The 2002 and 2003 MSA data currently available from the QCEW program are classified under the June 2003 (New) MSA definitions. The 2004 data, and the reconstructed historic NAICS based data for the years 1990 to 2000 are based on the March 2004 MSA definitions. Later, BLS will release files of 2001 data based on the February and March 2004 revisions to the MSA definitions, and will release revised 2002 and 2003 files to reflect the February and March revisions to the MSA definitions. Only a few MSAs defined in the June 2003 definitions were affected by the February and March 2004 definition changes. Significantly more MicroSAs and CSAs were affected by those definition changes.

In May 2004, BLS began the release of reconstructed NAICS based data for 1990 through 2000.  The reconstructed data is similar in scope and coverage to the 2001-forward NAICS data. The reconstructed MSA data is based on the revised Metropolitan Area definitions announced by OMB in February and March of 2004.  No old MSA definition data will be produced for inclusion with the 1990-2000 reconstructed NAICS basis data files.

For more information on the new Metropolitan Area definitions, please see this page from the Local Area Unemployment Statistics program.

What are the most current QCEW data available?

QCEW data are available quarterly and annually. Quarterly data for selected series are released after we complete processing of the quarter, which is usually six to seven months after the end of the quarter.  Quarterly and annual data for all series are released approximately nine months after the end of the year.
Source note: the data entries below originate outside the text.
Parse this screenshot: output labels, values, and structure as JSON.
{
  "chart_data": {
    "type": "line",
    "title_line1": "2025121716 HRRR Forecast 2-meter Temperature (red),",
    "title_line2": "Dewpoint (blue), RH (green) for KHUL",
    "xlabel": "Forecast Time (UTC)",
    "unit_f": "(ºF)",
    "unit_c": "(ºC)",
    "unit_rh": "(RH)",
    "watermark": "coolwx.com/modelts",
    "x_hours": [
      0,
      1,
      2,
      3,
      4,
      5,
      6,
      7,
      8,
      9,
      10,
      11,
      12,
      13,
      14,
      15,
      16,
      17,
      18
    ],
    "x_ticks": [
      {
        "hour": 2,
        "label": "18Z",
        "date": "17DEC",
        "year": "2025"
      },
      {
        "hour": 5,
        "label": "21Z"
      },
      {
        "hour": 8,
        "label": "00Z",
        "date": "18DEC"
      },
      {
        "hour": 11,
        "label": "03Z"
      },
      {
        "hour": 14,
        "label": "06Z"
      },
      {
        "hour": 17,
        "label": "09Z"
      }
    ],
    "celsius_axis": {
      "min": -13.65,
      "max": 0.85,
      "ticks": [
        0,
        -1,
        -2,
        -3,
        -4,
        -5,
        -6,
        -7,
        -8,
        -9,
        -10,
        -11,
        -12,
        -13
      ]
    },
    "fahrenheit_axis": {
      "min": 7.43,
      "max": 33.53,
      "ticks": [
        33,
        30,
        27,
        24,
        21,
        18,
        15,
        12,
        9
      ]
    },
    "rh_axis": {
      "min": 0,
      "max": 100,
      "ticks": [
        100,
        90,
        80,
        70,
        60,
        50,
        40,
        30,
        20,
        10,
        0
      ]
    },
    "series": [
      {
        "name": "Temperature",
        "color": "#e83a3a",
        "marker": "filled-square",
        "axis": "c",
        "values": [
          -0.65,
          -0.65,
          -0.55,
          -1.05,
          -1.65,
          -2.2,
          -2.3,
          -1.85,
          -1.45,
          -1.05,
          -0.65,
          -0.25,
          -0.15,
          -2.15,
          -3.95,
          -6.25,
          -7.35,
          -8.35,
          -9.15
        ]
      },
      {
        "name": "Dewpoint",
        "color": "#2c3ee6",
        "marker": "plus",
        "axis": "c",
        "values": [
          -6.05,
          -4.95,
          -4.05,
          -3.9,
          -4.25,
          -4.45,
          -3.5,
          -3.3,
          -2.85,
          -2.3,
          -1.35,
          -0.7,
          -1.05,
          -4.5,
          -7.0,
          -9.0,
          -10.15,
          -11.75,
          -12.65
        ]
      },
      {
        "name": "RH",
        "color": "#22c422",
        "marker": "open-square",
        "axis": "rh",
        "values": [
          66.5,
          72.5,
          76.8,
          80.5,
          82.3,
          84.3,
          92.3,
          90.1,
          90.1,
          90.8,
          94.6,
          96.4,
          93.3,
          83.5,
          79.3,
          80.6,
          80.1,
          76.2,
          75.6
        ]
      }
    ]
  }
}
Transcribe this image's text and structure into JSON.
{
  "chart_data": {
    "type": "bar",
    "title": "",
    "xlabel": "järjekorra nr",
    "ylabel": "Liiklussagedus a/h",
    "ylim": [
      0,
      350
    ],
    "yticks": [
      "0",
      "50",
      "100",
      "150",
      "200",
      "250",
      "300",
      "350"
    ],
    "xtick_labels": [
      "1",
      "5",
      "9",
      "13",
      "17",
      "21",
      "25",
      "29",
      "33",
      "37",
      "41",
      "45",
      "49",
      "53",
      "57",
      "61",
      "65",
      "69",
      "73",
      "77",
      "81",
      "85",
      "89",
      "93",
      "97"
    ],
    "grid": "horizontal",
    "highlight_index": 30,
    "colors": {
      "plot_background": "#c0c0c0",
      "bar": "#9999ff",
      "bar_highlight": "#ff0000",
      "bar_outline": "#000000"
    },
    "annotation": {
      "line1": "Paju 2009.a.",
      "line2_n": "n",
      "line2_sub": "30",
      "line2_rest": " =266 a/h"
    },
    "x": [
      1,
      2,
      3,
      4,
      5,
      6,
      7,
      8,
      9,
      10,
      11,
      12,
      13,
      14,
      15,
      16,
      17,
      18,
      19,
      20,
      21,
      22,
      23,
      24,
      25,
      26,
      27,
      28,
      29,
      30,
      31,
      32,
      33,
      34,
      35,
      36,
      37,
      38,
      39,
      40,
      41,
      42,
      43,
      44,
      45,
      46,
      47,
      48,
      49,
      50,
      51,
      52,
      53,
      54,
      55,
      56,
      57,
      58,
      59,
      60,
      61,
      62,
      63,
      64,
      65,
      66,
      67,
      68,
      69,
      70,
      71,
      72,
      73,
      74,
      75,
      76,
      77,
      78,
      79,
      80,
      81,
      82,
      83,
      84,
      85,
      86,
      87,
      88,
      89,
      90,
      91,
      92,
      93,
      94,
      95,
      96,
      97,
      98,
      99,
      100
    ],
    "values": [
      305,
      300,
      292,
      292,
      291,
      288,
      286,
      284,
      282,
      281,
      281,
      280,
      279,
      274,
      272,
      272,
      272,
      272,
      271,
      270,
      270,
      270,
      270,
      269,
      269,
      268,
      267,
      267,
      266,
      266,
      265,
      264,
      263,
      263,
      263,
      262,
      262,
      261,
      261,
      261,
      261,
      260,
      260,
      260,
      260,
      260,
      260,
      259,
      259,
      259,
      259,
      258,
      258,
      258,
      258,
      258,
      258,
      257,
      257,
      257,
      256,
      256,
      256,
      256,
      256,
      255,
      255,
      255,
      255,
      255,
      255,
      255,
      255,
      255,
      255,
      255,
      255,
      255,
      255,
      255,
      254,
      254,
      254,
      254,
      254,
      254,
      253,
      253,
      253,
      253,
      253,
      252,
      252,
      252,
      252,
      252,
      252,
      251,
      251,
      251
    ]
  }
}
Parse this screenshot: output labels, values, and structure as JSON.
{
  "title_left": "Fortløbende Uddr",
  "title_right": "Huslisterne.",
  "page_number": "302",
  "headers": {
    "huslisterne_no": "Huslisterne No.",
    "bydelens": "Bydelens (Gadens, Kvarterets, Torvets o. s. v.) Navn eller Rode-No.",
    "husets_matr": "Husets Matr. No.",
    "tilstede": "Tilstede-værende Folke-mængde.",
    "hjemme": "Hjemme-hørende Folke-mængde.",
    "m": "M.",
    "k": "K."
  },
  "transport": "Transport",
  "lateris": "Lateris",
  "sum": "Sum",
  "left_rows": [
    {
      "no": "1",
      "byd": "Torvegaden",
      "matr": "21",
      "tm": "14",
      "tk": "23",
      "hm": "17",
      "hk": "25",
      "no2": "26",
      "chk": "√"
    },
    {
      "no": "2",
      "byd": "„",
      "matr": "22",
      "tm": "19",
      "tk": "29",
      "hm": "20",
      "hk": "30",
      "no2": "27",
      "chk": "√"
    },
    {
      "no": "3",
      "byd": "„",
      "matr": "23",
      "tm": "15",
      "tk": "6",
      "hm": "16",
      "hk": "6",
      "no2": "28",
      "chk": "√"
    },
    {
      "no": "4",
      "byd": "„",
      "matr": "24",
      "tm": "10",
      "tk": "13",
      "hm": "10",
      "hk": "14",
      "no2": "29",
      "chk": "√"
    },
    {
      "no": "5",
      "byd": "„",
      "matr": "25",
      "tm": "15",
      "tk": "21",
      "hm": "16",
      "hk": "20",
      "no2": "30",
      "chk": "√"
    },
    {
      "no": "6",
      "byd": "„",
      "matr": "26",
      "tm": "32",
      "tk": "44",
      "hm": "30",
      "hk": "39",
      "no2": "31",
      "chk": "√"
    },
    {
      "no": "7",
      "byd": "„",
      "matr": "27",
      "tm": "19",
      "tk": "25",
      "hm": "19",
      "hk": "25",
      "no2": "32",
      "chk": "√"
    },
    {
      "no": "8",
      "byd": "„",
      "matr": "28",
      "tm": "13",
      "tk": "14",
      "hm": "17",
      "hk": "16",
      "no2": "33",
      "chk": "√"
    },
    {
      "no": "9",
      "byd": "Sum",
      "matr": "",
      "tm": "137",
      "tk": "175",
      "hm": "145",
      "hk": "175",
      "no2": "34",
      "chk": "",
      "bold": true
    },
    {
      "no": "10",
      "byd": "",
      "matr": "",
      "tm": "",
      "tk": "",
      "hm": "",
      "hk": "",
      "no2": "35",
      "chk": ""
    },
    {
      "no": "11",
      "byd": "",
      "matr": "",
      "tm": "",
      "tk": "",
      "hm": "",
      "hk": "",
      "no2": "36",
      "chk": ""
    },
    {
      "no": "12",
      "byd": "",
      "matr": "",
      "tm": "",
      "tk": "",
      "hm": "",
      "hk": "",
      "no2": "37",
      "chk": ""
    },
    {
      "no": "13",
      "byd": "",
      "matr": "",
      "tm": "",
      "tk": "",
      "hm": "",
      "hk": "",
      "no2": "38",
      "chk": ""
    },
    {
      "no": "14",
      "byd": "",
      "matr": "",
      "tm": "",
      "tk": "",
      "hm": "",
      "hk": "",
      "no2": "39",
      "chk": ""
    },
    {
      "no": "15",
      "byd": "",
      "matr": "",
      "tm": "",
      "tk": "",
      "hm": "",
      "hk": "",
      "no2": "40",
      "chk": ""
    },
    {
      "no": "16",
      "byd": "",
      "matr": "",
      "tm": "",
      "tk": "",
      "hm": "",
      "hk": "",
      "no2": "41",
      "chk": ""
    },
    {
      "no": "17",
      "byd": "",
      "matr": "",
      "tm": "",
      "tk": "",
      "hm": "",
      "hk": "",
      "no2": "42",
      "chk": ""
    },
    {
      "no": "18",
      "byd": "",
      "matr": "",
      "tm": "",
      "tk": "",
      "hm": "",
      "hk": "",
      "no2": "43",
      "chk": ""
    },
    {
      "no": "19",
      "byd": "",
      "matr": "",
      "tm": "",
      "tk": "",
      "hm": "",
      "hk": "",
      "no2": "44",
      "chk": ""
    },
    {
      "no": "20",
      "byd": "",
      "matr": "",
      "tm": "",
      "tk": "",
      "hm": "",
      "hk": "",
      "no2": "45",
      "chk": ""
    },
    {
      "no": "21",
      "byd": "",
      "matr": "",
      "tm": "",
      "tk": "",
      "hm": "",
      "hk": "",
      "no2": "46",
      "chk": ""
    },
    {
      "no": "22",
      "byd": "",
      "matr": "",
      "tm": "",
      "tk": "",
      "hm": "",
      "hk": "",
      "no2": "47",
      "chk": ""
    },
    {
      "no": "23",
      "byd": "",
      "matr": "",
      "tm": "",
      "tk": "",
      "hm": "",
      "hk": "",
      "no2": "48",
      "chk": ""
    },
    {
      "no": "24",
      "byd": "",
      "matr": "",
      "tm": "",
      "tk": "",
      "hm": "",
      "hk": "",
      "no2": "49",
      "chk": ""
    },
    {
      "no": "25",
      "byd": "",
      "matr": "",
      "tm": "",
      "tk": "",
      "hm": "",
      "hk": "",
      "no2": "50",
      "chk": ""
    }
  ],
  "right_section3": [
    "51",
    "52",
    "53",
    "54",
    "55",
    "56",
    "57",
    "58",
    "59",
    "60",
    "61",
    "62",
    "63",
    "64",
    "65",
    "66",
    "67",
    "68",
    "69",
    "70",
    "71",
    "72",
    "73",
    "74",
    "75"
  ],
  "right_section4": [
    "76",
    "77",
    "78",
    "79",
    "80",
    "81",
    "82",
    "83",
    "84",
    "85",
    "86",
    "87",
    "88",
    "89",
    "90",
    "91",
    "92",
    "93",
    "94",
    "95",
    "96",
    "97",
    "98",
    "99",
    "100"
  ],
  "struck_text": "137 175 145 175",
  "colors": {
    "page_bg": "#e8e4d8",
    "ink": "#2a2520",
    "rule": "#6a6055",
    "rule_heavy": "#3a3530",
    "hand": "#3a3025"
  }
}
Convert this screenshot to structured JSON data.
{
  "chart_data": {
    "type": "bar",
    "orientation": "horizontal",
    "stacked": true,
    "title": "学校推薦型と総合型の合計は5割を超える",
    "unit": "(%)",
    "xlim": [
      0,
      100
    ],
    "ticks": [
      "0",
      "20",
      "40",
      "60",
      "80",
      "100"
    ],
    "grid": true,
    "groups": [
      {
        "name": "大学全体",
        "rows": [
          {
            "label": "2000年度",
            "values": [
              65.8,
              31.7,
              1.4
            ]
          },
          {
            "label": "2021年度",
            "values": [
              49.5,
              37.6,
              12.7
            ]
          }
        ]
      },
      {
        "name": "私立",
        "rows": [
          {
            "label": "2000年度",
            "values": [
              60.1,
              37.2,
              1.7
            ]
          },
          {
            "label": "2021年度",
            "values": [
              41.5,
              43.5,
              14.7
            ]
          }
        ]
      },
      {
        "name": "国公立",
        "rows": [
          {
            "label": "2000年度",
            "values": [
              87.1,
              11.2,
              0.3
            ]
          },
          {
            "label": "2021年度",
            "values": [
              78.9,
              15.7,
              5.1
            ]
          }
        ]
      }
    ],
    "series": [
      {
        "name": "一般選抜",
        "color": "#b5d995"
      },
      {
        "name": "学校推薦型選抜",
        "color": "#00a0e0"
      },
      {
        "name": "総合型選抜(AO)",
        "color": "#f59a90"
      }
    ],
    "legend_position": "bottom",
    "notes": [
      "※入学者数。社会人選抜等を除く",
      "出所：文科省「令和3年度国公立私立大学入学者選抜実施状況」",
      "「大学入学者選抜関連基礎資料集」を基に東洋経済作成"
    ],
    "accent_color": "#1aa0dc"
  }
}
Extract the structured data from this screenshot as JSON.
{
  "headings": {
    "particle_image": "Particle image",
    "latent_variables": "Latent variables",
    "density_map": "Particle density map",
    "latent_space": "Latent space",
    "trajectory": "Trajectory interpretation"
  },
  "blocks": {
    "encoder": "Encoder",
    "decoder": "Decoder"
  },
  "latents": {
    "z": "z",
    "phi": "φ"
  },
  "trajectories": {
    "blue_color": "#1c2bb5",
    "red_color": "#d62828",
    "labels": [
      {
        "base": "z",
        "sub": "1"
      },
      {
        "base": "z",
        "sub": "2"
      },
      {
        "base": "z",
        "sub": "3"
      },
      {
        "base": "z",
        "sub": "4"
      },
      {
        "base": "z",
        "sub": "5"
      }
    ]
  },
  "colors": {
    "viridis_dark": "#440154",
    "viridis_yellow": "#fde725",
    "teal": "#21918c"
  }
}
Monthly employment is included in this release.  See our section on Economic News Releases and Get Detailed Statistics for the latest QCEW data.

Are all jobs included in QCEW employment totals?

In 2001, employers in private industry provided State employment security agencies with quarterly tax reports on monthly employment, quarterly total and taxable wages, and contributions for an average of 109.3 million wage and salary jobs in approximately 7.7 million business establishments. Similar reports of monthly employment and quarterly wages were submitted by the Federal Government for 2.8 million civilian jobs, by State governments for 4.5 million jobs, and by local governments for 13.1 million jobs. Covered employment reported by these sources provided a virtual census (97.1 percent) of jobs on nonfarm payrolls.

Jobs that are exempt or otherwise not covered by unemployment insurance are not included in the QCEW tabulations. In 2001, in the private sector, this was approximately 0.1 million wage and salary agricultural employees, 1.2 million self-employed farmers, 8.6 million self-employed nonagricultural workers, 0.4 million domestic workers, and 0.1 million unpaid family workers. A further group of excluded private sector workers were the 0.2 million workers covered by the railroad unemployment insurance system. Additionally about 0.7 million State and local government workers were also excluded. Certain types of nonprofit employers, such as religious organizations, are given a choice of coverage or exclusion in a number of States, so data for their employees were reported to a limited degree.

What types of geographical information are available?

The QCEW/ES-202 program publishes data aggregated by the U.S. as a whole , State, metropolitan area (MA) and county, subject to disclosure restrictions.

Can I get access to QCEW confidential data?

The Bureau of Labor Statistics (BLS) has opportunities available on a limited basis for researchers from colleges and universities, government, and eligible nonprofit organizations to obtain access to confidential BLS data files for exclusively statistical purposes.  See this page on Researcher Access to Confidential Data Files for more details.